I was referring to the '3.2 info element'. For the discussion of glyph substitution in order to support transitional designs, I understand why you got cold feet. I was thinking only of leveraging the current mechanism in the design space file for specifying glyph substitutions in instances. I now take your point that for variable fonts, this substitution is only a small subset of the problem of how to specify GPOS and GSUB that are conditional on design space points. With this in mind, I think it would be a mistake to try to duplicate all the possible GPOS/GSUB lookup specifications in the design space file. Maybe it would still be useful to specify sets of rules in the design space file, but after thinking about your point, I suspect it would be better to specify all this stuff in the feature file syntax.
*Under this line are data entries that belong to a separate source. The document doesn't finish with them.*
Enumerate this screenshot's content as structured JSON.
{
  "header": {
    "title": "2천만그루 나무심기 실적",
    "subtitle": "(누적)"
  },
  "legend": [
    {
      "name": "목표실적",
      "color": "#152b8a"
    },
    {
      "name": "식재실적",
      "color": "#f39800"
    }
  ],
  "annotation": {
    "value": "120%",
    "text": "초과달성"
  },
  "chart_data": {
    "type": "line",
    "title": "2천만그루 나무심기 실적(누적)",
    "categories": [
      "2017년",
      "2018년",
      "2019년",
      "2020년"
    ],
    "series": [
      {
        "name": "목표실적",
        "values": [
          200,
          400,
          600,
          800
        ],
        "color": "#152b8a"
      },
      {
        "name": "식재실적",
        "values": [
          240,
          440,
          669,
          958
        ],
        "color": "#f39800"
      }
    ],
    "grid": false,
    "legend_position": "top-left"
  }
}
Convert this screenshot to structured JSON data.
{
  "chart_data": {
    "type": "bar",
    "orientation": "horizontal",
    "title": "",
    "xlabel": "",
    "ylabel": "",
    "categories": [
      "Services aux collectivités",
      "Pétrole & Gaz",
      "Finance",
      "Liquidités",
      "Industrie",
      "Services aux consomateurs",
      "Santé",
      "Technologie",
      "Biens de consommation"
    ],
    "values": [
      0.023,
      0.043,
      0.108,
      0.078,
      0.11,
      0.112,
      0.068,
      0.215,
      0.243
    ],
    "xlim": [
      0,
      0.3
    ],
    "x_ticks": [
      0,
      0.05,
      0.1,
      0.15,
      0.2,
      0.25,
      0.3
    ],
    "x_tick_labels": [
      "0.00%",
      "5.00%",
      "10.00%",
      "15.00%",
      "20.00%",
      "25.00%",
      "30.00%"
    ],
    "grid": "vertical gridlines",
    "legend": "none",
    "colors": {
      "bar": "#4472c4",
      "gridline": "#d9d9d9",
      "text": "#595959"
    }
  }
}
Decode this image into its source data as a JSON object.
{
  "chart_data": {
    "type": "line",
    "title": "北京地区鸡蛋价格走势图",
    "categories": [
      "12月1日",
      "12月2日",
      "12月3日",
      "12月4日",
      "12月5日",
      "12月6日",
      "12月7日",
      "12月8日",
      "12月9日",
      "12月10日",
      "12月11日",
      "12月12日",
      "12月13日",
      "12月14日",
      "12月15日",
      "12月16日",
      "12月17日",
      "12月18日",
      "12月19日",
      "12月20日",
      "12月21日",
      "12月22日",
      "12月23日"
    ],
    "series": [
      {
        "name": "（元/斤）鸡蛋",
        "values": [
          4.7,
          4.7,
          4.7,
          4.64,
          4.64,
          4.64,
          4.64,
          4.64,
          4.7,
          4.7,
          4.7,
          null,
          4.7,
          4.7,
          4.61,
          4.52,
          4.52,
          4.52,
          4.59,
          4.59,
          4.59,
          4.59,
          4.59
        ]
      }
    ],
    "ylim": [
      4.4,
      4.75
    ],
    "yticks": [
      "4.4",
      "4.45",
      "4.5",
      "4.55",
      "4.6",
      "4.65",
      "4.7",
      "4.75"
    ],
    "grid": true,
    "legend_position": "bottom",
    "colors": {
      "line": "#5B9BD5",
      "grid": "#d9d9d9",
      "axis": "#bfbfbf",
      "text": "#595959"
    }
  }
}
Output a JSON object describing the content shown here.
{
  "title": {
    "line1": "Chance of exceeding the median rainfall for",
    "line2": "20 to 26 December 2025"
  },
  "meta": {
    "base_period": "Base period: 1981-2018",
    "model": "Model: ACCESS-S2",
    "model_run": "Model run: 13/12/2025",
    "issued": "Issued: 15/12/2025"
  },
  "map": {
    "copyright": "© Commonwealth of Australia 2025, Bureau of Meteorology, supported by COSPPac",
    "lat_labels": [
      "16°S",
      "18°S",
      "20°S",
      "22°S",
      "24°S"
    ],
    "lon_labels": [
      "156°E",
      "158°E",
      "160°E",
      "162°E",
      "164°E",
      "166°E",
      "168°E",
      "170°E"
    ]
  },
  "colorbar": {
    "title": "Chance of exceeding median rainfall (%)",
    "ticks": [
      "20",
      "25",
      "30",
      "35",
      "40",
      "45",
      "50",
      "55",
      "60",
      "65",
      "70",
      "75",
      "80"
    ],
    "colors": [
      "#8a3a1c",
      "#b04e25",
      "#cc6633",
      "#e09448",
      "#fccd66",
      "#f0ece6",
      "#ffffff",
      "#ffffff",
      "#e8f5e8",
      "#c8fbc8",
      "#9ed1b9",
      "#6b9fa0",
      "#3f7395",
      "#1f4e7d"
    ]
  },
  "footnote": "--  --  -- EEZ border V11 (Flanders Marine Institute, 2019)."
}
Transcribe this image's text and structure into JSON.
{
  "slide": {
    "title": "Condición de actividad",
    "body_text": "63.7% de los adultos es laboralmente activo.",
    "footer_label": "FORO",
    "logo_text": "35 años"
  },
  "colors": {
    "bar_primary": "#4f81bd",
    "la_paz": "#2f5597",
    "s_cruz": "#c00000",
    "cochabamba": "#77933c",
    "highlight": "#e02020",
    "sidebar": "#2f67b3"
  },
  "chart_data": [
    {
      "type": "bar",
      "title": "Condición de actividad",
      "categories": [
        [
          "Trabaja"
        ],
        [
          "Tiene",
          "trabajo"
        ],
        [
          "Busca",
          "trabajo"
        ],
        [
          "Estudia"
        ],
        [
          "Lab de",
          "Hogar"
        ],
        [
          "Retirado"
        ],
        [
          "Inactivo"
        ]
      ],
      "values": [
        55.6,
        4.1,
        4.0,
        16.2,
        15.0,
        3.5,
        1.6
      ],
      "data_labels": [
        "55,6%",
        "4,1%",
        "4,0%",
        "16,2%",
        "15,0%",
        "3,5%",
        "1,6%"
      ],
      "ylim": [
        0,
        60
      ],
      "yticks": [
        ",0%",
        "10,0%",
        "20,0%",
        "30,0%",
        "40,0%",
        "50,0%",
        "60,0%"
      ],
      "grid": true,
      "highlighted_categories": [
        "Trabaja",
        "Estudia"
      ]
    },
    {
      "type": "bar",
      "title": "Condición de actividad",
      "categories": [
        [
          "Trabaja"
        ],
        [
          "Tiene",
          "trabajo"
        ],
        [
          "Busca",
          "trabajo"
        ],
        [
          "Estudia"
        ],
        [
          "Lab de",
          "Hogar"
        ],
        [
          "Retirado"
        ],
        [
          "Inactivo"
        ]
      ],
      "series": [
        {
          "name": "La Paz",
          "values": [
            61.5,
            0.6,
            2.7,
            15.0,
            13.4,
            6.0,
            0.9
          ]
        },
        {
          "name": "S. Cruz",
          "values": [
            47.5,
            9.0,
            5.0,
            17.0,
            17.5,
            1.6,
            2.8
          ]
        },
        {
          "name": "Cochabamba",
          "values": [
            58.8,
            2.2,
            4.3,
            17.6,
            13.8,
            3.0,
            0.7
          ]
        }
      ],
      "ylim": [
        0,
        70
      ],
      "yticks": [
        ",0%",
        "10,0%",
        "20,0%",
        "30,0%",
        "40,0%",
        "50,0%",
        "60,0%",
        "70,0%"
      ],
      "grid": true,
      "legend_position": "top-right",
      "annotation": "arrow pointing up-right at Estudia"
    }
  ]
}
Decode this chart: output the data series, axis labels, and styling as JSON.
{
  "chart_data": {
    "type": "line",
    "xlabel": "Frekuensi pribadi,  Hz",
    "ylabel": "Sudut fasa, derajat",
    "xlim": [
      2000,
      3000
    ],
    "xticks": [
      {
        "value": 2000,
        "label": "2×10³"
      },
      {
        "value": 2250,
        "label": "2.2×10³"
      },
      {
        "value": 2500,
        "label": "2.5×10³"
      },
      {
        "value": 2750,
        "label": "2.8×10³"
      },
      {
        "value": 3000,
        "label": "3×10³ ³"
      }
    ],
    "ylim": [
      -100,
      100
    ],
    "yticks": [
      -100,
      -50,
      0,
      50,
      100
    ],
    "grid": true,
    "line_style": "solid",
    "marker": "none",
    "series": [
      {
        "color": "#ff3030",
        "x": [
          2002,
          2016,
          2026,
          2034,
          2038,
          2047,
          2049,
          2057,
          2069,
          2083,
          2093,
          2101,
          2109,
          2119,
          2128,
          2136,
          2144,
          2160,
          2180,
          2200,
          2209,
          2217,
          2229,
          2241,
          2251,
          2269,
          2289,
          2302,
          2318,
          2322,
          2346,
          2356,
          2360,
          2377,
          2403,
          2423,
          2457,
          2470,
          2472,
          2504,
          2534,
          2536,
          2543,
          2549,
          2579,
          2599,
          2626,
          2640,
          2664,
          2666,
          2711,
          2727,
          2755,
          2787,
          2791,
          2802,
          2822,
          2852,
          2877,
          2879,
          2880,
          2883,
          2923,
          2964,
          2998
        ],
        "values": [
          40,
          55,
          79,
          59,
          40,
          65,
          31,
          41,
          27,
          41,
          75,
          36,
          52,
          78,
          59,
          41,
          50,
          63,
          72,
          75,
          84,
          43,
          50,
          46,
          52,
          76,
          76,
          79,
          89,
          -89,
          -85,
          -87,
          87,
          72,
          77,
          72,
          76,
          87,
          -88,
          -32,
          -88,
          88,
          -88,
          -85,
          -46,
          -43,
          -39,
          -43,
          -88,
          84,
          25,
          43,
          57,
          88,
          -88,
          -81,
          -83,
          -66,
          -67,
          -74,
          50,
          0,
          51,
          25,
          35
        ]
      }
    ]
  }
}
#60 adds support for reading and writing axis elements, removes many log calls and fixes a problem with a ufo3 attribute called in a ufo2 context.

#61 Bender object was not processing the axes data. Fixed. More tests added.

It might be useful if MutatorMath also respects the info element in a master as an indication that this one needs to be the neutral/default/origin. If no master has this info element, then mutatorMath can use the method to pick one as does now.

One objection to this might be that there might be pre-variable-font designspaces in use in which the mutator-assigned default is not the master that has the info element set. Such systems might have different results. But I don't know how much bother this really would be. I don't want to introduce undocumented, unexpected results in systems that used to work.

Alternatively we can decide to define a separate attribute to the designspace source element that marks that source as the default.

Closing this issue. If there is more to discuss about designspaces, let's do that there.